Ask your friends for referrals

Start asking your friends and family if they know any criminal defense attorneys. Talk to the person who was represented by the attorney and ask what their personal experience was - Did the lawyer answer all of the questions that were asked of him? Was the lawyer responsive to phone calls and emails? What was the outcome on the case? And even if the outcome was not positive, did it appear that the lawyer did all they could do?

2

Search the internet

Whether you've gotten a referral from a friend, or whether your search for an attorney begins on the internet, the world wide web provides a wealth of information about a prospective attorney. There are numerous websites (such as Avvo.com) where lawyers provide profiles, and clients and colleagues provide recommendations or endorsements. These websites are very helpful because they allow you to compare attorneys and provide ways to contact and learn more about each one. Most attorneys have their own websites where they provide more detailed background information about themselves, such as their individual philosophy, experience and case results. Take time to read through these websites to give yourself more of an idea of what this particular attorney is about. After you've looked up the personal referrals from friends or found some attorneys on the internet, make a list of 2 or 3 attorneys you would like to call or email.

3

Make some phone calls or send some emails

Many attorneys offer free consultations over the phone, in person or via email. Take that list of attorneys you've made &start contacting them. Spend some time on the phone with them-tell them about your case & your situation.
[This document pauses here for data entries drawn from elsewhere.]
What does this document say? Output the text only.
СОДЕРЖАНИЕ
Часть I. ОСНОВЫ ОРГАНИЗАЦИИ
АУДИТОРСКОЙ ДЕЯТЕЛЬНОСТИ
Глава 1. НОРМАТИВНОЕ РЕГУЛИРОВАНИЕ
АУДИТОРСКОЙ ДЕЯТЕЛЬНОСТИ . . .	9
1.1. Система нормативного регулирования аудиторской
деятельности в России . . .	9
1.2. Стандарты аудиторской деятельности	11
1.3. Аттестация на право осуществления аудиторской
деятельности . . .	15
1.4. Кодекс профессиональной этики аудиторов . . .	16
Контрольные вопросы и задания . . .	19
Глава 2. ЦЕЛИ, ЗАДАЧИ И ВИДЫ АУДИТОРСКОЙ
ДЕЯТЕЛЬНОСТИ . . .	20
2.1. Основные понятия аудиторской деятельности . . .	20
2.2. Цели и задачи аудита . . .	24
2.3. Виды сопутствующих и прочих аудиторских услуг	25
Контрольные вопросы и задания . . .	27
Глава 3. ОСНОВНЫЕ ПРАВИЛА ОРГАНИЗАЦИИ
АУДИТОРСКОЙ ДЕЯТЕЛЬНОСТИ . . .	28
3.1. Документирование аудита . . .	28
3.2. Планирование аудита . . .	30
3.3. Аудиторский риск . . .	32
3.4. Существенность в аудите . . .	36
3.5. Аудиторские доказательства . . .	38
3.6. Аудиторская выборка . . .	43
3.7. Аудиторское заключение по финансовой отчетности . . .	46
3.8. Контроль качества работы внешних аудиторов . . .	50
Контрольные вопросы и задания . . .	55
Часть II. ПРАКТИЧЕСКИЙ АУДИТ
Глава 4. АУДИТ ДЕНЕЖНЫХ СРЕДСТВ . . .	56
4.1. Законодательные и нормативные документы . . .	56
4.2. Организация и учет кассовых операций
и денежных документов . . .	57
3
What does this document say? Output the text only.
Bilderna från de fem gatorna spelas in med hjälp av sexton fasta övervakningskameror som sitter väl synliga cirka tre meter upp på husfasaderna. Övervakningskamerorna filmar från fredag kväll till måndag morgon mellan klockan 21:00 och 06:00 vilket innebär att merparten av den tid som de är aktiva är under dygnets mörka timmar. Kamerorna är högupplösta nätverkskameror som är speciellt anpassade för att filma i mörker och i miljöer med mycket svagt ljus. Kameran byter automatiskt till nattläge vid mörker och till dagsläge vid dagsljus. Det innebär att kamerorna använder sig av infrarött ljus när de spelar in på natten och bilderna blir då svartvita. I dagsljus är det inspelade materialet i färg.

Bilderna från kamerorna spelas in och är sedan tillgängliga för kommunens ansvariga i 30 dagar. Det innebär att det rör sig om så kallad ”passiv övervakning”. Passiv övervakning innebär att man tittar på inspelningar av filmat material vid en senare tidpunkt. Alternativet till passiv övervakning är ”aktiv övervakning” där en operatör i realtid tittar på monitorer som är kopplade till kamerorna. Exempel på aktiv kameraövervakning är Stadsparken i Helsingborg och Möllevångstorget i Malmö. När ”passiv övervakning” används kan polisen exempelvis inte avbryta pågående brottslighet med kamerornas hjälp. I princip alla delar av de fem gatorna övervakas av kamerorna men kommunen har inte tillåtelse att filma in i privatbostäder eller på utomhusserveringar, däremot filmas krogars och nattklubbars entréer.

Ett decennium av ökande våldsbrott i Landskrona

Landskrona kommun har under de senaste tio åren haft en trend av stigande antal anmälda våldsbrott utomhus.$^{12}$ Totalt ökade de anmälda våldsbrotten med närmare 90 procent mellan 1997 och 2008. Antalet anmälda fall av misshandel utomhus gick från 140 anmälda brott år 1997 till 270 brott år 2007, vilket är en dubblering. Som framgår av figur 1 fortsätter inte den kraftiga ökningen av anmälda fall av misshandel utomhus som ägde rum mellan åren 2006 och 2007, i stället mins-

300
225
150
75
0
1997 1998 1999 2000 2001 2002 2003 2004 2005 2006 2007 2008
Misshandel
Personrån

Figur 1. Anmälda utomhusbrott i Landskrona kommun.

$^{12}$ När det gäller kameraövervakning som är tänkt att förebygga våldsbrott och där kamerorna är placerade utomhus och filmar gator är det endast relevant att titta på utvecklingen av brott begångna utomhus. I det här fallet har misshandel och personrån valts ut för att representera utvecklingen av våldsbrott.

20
If you're emailing them, see how long it takes them to respond & how detailed their response is. Have they handled this type of case before? They can't give you any specific legal advice since they don't have all the information, but they can tell you some general things about your case, such as what your facing, jail time, etc. By the end of the conversation, you should have a general feeling of whether you feel comfortable with this attorney. After all, you may have to tell your attorney some very personal & perhaps embarrassing information (depending on the nature of your case), & if you don't feel comfortable with them, you're less likely to communicate with them. Communication is key to an good attorney/client relationship.

4

Look them up on your State Bar website

Most, if not all State Bar websites have a database where you can search for individual attorneys. Look up their records - Do they have complaints filed against them? Have they been disciplined by the state bar? Are they on probation? You may not want to hire an attorney who has been disciplined by the state bar.

5

Meet them in person

After you've made the phone calls and narrowed it down to which attorney you feel the most comfortable with, meet with them in person. You can tell a lot about a person just by looking into their eyes. Sounds cheesy, but it is definitely true.

6

Beware! Things to watch out for.

Some attorneys know that you are stressed out and scared and take advantage of that. Some will promise you results such as dismissals, or non-jail offers in order to get you to hire them. Beware of this - no attorney can promise certain results. The outcomes of criminal defense cases can be very difficult to predict. The ONLY thing an ethical, honest attorney can promise you, is hard work. Also beware the pitfalls of price - don't price shop - price isn't everything. More expensive doesn't necessarily mean better, and cheaper doesn't always mean you're getting a great deal. If the retainer fee is too low, you can expect that attorney has to take more clients and you may not get the personalized attention you deserve. If the retainer fee is very high, look at the the individual attorneys in the firm and see what their experience is. If they don't have much experience, why are their fees so high? Have they done trials? What kinds of cases do they handle?